La nuit s’écoule, l’aube a brillé, tout s’éveille.

Calme, la mer a pris une teinte vermeille ;

Des îles et des prés, du ciel et des buissons,

Se répand dans les airs un essaim de chansons.

Si votre âme tressaille au chant de la nature,

Si votre cœur charmé goûte sa beauté pure,

Pour jouir du matin aussi beau que le soir,

Suivez-nous et montons au faîte du manoir ;

– Comme ceux d’autrefois le nôtre a sa tourelle. –

À nos pieds, blanc miroir, l’eau paisible étincelle :

C’est la Petite mer, c’est notre Morbihan,

Moins beau, plus gracieux que l’immense Océan.

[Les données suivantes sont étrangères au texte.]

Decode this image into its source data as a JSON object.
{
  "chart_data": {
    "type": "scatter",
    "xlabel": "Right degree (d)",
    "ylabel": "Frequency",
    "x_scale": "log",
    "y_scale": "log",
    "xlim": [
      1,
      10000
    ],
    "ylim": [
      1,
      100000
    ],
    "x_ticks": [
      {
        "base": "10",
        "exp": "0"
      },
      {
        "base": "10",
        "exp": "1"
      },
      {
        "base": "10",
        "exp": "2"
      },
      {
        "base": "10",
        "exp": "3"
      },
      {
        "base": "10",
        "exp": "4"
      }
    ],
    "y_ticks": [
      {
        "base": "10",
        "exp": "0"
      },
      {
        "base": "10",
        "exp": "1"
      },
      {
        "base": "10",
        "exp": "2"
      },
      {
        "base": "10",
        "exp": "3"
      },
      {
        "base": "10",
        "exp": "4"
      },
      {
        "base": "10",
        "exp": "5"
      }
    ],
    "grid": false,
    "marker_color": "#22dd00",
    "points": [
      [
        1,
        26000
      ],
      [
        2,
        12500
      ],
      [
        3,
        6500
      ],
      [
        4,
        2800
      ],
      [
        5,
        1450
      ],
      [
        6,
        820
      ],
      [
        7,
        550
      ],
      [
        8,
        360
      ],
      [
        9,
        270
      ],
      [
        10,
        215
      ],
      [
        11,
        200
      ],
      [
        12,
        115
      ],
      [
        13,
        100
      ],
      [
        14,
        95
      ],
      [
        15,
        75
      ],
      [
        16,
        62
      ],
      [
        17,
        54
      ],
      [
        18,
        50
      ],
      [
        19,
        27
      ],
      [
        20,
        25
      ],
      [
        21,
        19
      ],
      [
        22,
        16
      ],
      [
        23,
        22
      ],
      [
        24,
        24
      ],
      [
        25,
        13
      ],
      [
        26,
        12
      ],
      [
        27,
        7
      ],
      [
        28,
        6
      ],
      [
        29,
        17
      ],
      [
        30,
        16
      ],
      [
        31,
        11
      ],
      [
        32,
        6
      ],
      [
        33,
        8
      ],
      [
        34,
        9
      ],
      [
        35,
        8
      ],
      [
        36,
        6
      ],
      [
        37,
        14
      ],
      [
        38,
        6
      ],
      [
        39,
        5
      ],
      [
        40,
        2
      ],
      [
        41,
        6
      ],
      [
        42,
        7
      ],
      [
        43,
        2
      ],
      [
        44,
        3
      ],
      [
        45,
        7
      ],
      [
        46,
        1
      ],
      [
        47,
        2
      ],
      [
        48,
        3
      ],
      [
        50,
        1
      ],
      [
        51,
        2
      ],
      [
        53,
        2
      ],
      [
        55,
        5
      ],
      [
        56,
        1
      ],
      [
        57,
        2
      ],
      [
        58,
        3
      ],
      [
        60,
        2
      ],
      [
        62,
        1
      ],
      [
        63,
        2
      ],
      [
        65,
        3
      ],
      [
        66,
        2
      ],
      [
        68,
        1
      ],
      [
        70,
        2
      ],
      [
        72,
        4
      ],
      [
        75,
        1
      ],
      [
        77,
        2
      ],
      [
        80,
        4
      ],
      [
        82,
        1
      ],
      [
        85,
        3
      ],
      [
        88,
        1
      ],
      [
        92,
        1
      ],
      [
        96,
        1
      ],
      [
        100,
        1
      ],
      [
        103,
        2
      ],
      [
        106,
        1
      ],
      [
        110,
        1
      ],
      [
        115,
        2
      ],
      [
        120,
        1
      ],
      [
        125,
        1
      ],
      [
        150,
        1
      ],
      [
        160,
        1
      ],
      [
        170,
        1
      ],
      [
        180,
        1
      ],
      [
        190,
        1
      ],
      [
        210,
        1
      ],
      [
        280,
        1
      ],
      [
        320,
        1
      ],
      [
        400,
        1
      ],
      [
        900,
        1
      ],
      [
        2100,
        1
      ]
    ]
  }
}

Rien qu’à le contempler, la gaieté se réveille.

Regardez : on dirait une verte corbeille

Où Dieu, comme des fleurs, a semé les îlots.

Leur rivage inégal, festonné par les flots,

Avec ses abris sûrs, ses rocs, ses promontoires,

Le sable étincelant au pied des roches noires,

Et les blanches maisons au milieu des blés verts,

Découpent sur les eaux mille dessins divers.

Devant vous, une terre au séduisant rivage

Sépare le lac bleu de l’Océan sauvage :

C’est Rhuys, fière d’avoir abrité dans son sein

Le berceau d’un grand homme et le tombeau d’un saint 2.

Plus loin, on vit céder à la force romaine

Le Vénète, vaincu sur la mer, son domaine.

Là-bas, Carnac étend ses lignes de menhirs,

Vestiges glorieux ou sanglants souvenirs.

Ainsi nous contemplons, de l’heureuse demeure,

Le présent qui sourit et le passé qui pleure ;

Et le jour, qui fait voir ce spectacle charmant,

N’est à notre œil ravi qu’un rapide moment.

 

 

                                 III

 

Si je pouvais crier au temps qui vole : Arrête !

Je vivrais, loin du bruit, dans cette humble retraite,

Où je viens quelquefois, insouciant et gai,

Reposer, un instant, mon esprit fatigué.

Hélas ! il faut partir ! Vous du moins dont la vie

S’écoule, en tous climats, au gré de votre envie,

Abandonnez le monde et ses enivrements,

Pour retremper votre âme, au bord des flots charmants.

Dans ce paisible éden il est si doux de vivre !

La campagne et la mer nous parlent comme un livre,

Et le cœur, pénétré par un rayon de feu,

Dans un élan d’amour se rapproche de Dieu.

 

 

                                 IV

 

Debout sur le volcan couronné de fumée,

J’ai vu Naple et Sorrente à la plage embaumée ;

J’ai senti le parfum des orangers en fleurs,

Près des flots nuancés de joyeuses couleurs :

Et pourtant, loin du sol où fleurit la bruyère,

Loin des mers dont la voix me semble une prière,

Il manquait à mon cœur ce qu’il voyait jadis,

Ce que j’ai retrouvé dans ce doux paradis.

 

        Arradon, septembre 1878.

 

 

 

Maximilien NICOL.

 

Paru dans la Revue de Bretagne et de Vendée en 1878.

 

 



1  Elle vient d’être bâtie par l’ami auquel nous dédions ces vers.

2  Le connétable Arthur de Richemont et saint Gildas.